The benefit summary states service dates, amt. bill, amt. allowed, deductible, copay, coins, amt. pd., you owe, remarks.
The amount paid never equals the amount billed, does this mean my doctor / provider is not getting paid ? Recently, billed was $30,000, paid was $4,000, copay was $200. What is going on with this ? Sooner or later my doctor tires of not getting paid !
Copyright © 2024 Q2A.ES - All rights reserved.
Answers & Comments
Verified answer
The earlier answers about "contracted rate" are correct. As long as you are using an "in network" doctor, physician, labs etc the provider can NOT balance bill.
When paying your bills - keep the following in mind.
1) The document you are looking at is called an Explaination of Benefits (EOB). You never pay a hospital, doctor, lab (etc) bill unless the bill matches your EOB. This way you know you are getting the contracted rate.
2) Match your EOB's and Bills up by date of service - then by procedure. If you stay on top of this process it will make your life easier when it comes to paying the bills.
On my insurance a lot of doctors are considered 'in network', when they are in network they agree to give the insurance company a discount or only charge a certain amount. In the same terms if a doctor accepts Blue Cross they will only charge the insurance an agreed upon fee. They are getting paid but not as much as the would normally charge an out of pocket patient. For example on one of my insurance bills-
Total charge- $200 ( amt. Dr. normal fee )
Network discount $100-
Amt Allowed $ 100 ( amt insurance will pay for xyz service )
Co-Pay $0
Deductible $0
Not Covered $0
% Paid by Plan 100%
If the doctor doesn't agree to the terms of your insurance company- then they would/will not accept that insurance anymore.

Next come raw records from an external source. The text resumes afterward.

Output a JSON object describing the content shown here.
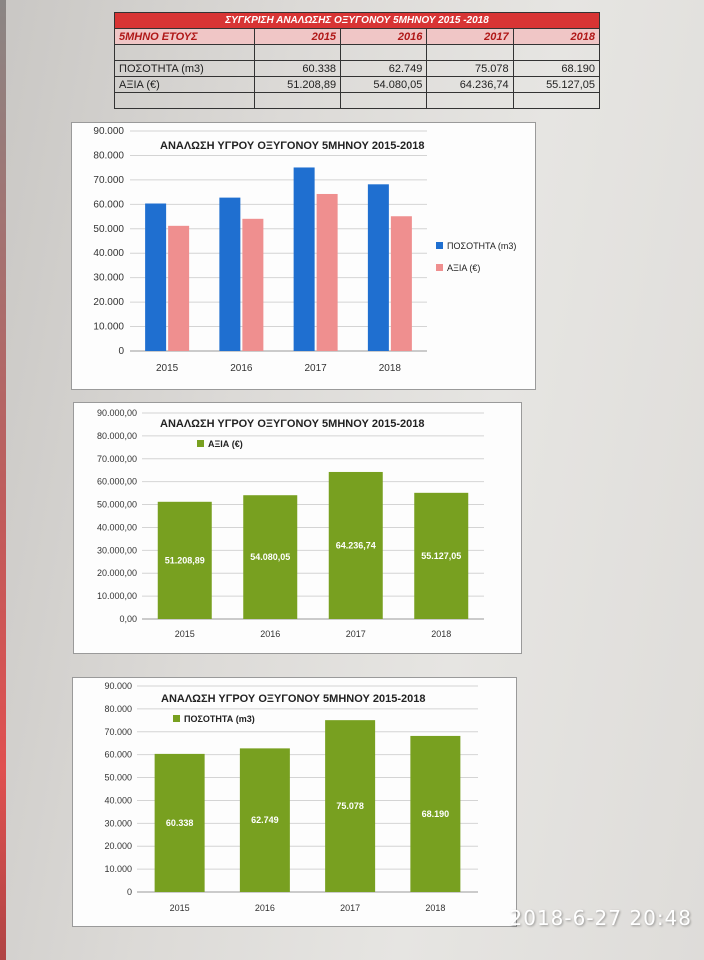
{
  "summary_table": {
    "title": "ΣΥΓΚΡΙΣΗ ΑΝΑΛΩΣΗΣ ΟΞΥΓΟΝΟΥ 5ΜΗΝΟΥ 2015 -2018",
    "header": [
      "5ΜΗΝΟ ΕΤΟΥΣ",
      "2015",
      "2016",
      "2017",
      "2018"
    ],
    "rows": [
      {
        "label": "ΠΟΣΟΤΗΤΑ (m3)",
        "values": [
          "60.338",
          "62.749",
          "75.078",
          "68.190"
        ]
      },
      {
        "label": "ΑΞΙΑ (€)",
        "values": [
          "51.208,89",
          "54.080,05",
          "64.236,74",
          "55.127,05"
        ]
      }
    ]
  },
  "chart_data": [
    {
      "type": "bar",
      "title": "ΑΝΑΛΩΣΗ ΥΓΡΟΥ ΟΞΥΓΟΝΟΥ 5ΜΗΝΟΥ 2015-2018",
      "categories": [
        "2015",
        "2016",
        "2017",
        "2018"
      ],
      "series": [
        {
          "name": "ΠΟΣΟΤΗΤΑ (m3)",
          "values": [
            60338,
            62749,
            75078,
            68190
          ],
          "color": "#1f6fd0"
        },
        {
          "name": "ΑΞΙΑ (€)",
          "values": [
            51208.89,
            54080.05,
            64236.74,
            55127.05
          ],
          "color": "#ef8f8f"
        }
      ],
      "ylim": [
        0,
        90000
      ],
      "yticks": [
        "0",
        "10.000",
        "20.000",
        "30.000",
        "40.000",
        "50.000",
        "60.000",
        "70.000",
        "80.000",
        "90.000"
      ],
      "grid": true,
      "legend": "right"
    },
    {
      "type": "bar",
      "title": "ΑΝΑΛΩΣΗ ΥΓΡΟΥ ΟΞΥΓΟΝΟΥ 5ΜΗΝΟΥ 2015-2018",
      "categories": [
        "2015",
        "2016",
        "2017",
        "2018"
      ],
      "series": [
        {
          "name": "ΑΞΙΑ (€)",
          "values": [
            51208.89,
            54080.05,
            64236.74,
            55127.05
          ],
          "color": "#78a020"
        }
      ],
      "data_labels": [
        "51.208,89",
        "54.080,05",
        "64.236,74",
        "55.127,05"
      ],
      "ylim": [
        0,
        90000
      ],
      "yticks": [
        "0,00",
        "10.000,00",
        "20.000,00",
        "30.000,00",
        "40.000,00",
        "50.000,00",
        "60.000,00",
        "70.000,00",
        "80.000,00",
        "90.000,00"
      ],
      "grid": true,
      "legend": "top-left"
    },
    {
      "type": "bar",
      "title": "ΑΝΑΛΩΣΗ ΥΓΡΟΥ ΟΞΥΓΟΝΟΥ 5ΜΗΝΟΥ 2015-2018",
      "categories": [
        "2015",
        "2016",
        "2017",
        "2018"
      ],
      "series": [
        {
          "name": "ΠΟΣΟΤΗΤΑ (m3)",
          "values": [
            60338,
            62749,
            75078,
            68190
          ],
          "color": "#78a020"
        }
      ],
      "data_labels": [
        "60.338",
        "62.749",
        "75.078",
        "68.190"
      ],
      "ylim": [
        0,
        90000
      ],
      "yticks": [
        "0",
        "10.000",
        "20.000",
        "30.000",
        "40.000",
        "50.000",
        "60.000",
        "70.000",
        "80.000",
        "90.000"
      ],
      "grid": true,
      "legend": "top-left"
    }
  ],
  "timestamp": "2018-6-27 20:48"
}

The amount billed will never be what the insurance company pays. You have to look for the "amount allowed" column. The amount allowed is the amount that a health service provider has to charge for that particular service. It's a discount applied because you have health insurance. If you didn't have health insurance, you would be responsible for the "amount billed." So, given your example, the amount billed was $30,000 but look for the amount allowed and see what that says. You'll notice that it's substantially lower and probably around $4200.....good luck!
This is very common. The price the doctor charges is always higher that what the insurance company feels the procedure is worth (normally called Usual and Reasonable Charges - URC). All the doctors know this and accept what the insurance company says the the accepted amount. Most doctors also have contract with the insurance companies and know ahead of time how much they are actually going to get.
I went by way of this myself for various scientific scientific care and it became Blue shield. They continually deny each and every thing hoping you will no longer combat it. prepare an charm letter pointing out the justifications why it is so mandatory and supply a solid argument against their reasons for denying. Get Drs to jot down letters to attach to charm. additionally connect any analyze that have been achieved to coach that the scientific care works. I did this and it became authorized very immediately whilst they have been given my charm. it truly is on a med that expenses $1200 a month for existence.
The provider's are being reimbursed based on their contract rates. The difference is a discount/write-off. They don't get paid the difference, you aren't billed for it either.